ANDORRA: Septicentennial for a Ministate
Problems and prosperity in a landlocked principality
Amidst cries of "Long live Andorra!" many of the 8,000 natives of the landlocked principality in the Pyrenees converged upon their capital last week. The occasion: their country's 700th birthday. While the blue, yellow and red national flag waved from bunting-bedecked windows and balconies, citizens crowded into the ancient Plaza of the Prince of Benlloch to hail the arrival of Andorra's two sovereign Princes. It was their first meeting ever on Andorran soil, and a cordial though somewhat subdued salute was given Andorra's rulers by the local militia. They fired powder-loaded hunting rifles, since the country has no standing army and hence no cannons.
The principal actors in that anachronistic tableau, Andorra's co-Princes, are France's President Valery Giscard d'Estaing and the Spanish Bishop of Urgel, Joan Marti Alanis. Their co-sovereignty over Andorra dates back to 1278, when their predecessors, the Count de Foix and the Urgel bishop, settled a dispute over who owned the 190 sq. mi. territory by agreeing to rule it in tandem. The Spanish title of co-Prince was handed down in a direct line to the present bishop, while on the French side it passed to the Kings of Navarre, then to Napoleon, and ultimately to Presidents of the French republic. Andorrans annually pay token tribute to their co-Princes. In even-numbered years the bishop gets $12, plus six hams, six chickens and six cheeses.
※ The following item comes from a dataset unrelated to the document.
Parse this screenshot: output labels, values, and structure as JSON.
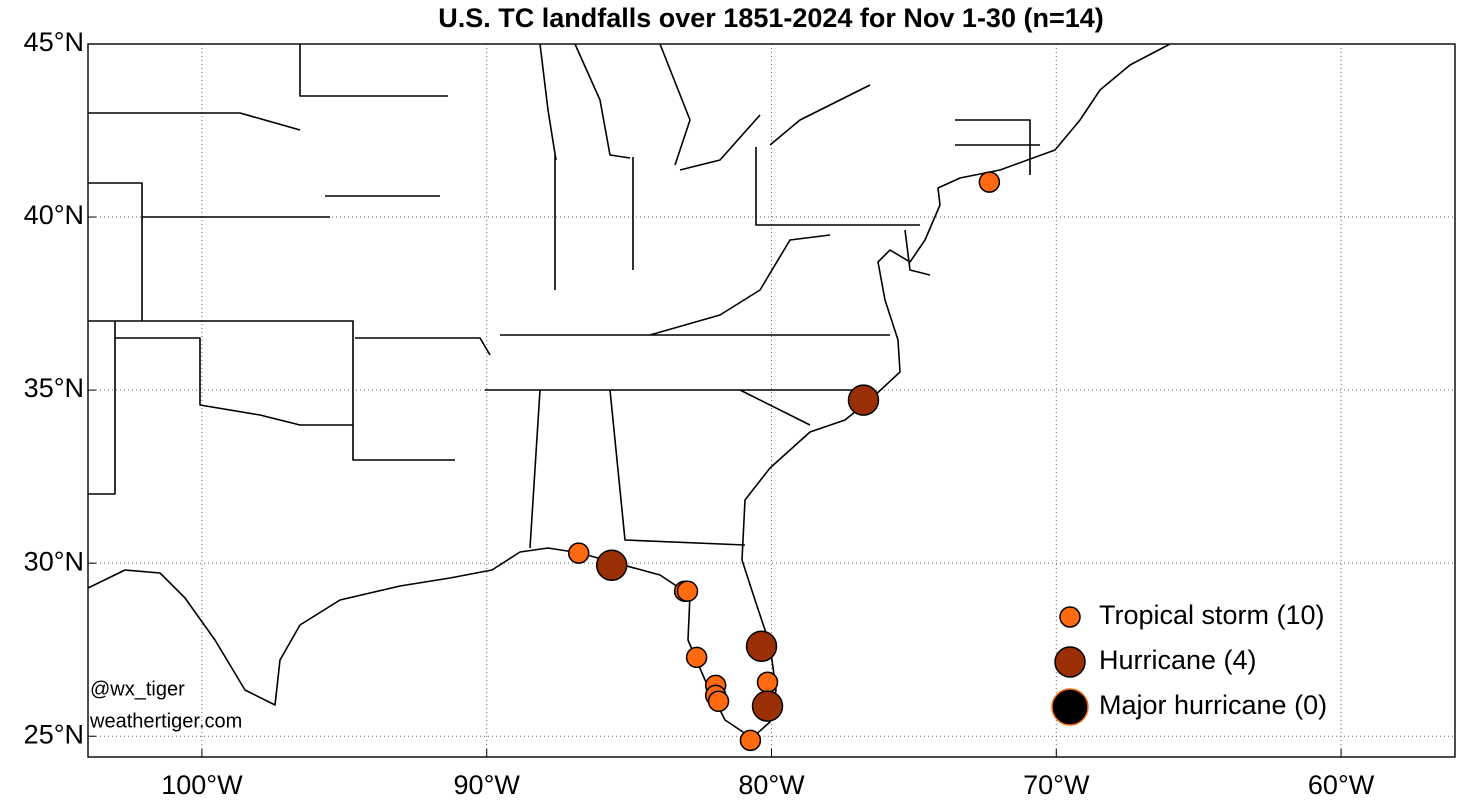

In odd-numbered years the French President gets $460, but no victuals.
In a speech in the plaza before the festivities, Giscard sounded more like a modern politician soliciting votes than a feudal Prince seeking tribute. He held out the promise of a new French-and Andorran-financed highway to be cut through the mountain passes between the two countries. He also spoke earnestly, though vaguely, of the need to "create conditions for more effective management and responsible participation of the Andorran people in the affairs of their country." That raised hopes among Andorrans that their co-Princes may ultimately be willing to grant them more self-rule. Andorrans point with pride to the fact that their 559-year-old parliament is one of the oldest in Europe, and they increasingly resent the power the co-Princes' official delegates in Andorra have over their affairs.
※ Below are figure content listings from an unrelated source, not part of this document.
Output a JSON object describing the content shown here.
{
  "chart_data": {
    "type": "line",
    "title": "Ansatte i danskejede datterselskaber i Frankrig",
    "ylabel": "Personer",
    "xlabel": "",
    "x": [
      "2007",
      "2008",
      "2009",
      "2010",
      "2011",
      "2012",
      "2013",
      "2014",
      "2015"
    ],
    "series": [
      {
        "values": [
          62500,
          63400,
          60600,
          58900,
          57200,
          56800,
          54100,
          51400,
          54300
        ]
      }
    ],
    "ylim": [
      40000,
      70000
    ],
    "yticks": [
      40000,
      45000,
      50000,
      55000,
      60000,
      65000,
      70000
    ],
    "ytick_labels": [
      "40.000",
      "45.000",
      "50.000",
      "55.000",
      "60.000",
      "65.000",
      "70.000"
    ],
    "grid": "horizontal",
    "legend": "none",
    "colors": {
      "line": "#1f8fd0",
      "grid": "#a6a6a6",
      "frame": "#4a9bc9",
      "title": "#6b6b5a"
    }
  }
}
Andorra's most compelling problems, however, spring from too rapid modernization and runaway growth. For centuries, the principality's hardy Catalan-speaking mountaineers tended their sheep and their meager crops in peaceful isolation from the wars and social turmoil that shaped the rest of Europe. Change came swiftly when Andorra established itself in the mid-'60s as a major duty-free area offering such irresistible bargains as gasoline and Chivas Regal at a fraction of their prices in Paris or Madrid.